Judging men is a dangerous business. The hardest face hides quirks, humor, and generosity. The people you personally know may ignore the face-less server behind the counter. Men may tip when their wives are watching them, but never tip when they enter alone. All of these things are part of human behavior, part of life and identifying people that I did not realize where there till I stood in that job.
As an introverted writer, at a desk job for two years writing, it’s a challenge to realize you’ve missed this side of life. The side that tells you something about the character of people, without ever having to get to know them. Is generosity a fault? Usually not, but you show whether you carry it or not by how you treat those who serve you, and they read it just as easily.
Necessity of Life
If you live in the city, you may not see life in the same way as someone who lived on a farm. I grew up on a farm, for over fifteen years. Doing this, you learn that if there is life there will also be death. On a farm, you love and you lose, and you learn to recognize pain in the eyes of the animals you tend. It is a pain that the eyes of men also reflect, the pain of the heart or soul.
I will not compare men to goats, that would be silly (or awkward).
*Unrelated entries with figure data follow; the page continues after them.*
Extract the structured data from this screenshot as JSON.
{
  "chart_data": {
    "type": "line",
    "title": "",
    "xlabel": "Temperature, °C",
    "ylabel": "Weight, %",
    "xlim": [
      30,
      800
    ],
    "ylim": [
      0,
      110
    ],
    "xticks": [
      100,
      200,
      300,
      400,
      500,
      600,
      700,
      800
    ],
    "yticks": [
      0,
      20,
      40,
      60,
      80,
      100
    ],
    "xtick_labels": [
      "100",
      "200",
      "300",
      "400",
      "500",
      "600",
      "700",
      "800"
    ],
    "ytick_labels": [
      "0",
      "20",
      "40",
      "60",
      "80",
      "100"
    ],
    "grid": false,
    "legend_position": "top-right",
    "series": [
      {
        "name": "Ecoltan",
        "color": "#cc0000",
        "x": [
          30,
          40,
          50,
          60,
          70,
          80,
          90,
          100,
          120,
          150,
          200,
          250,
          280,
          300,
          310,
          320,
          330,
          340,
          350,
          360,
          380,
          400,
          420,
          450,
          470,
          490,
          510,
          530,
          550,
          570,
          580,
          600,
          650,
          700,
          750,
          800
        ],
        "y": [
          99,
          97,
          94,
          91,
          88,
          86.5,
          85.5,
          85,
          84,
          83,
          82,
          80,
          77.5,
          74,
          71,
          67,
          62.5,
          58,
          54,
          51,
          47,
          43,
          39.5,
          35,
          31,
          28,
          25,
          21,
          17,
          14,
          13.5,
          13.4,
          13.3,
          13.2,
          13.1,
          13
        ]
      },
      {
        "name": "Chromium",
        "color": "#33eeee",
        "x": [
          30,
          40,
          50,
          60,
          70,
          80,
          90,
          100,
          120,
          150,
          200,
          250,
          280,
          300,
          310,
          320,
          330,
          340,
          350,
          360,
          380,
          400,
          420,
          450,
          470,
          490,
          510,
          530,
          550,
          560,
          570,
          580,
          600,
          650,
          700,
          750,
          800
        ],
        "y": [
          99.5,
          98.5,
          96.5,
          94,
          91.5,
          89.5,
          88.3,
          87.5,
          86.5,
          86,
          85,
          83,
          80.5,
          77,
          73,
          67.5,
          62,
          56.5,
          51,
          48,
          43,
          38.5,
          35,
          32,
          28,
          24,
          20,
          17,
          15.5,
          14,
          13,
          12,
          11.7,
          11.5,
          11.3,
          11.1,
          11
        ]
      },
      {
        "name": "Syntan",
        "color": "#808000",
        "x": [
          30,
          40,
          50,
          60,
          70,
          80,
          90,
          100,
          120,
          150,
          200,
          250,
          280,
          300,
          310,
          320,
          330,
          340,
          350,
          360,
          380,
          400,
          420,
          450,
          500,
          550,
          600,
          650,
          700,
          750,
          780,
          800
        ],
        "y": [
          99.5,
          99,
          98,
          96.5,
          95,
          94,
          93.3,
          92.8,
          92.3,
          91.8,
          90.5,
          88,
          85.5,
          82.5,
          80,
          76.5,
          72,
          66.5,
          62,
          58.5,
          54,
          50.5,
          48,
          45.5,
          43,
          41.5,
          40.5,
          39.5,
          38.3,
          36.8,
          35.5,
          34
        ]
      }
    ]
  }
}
But, to work with people you have to be able to read them. Humans are rarely an open book, most are closed. Most humans show what they want you to read, but a good writer, a good minister, a good counselor, reads more than the person shows.
Can you write life without living?
Can you help if you do not recognize hidden and veiled pain?
You can try, but the best teacher is nearly always going to be experience.
Find something different, something that you’ve never done. It can be running a table at a craft show (even if just for an hour, to help a friend). Going hiking, going out to a type of restaurant or place you haven’t yet been. But, do something with someone who makes you feel comfortable, that is outside your comfort zone. I won’t say get the type of job that makes you panic (though that could be fun), but expand your experiences in a safe manner. Live and see what happens, but with wisdom so your fears will have no grounds to be born out.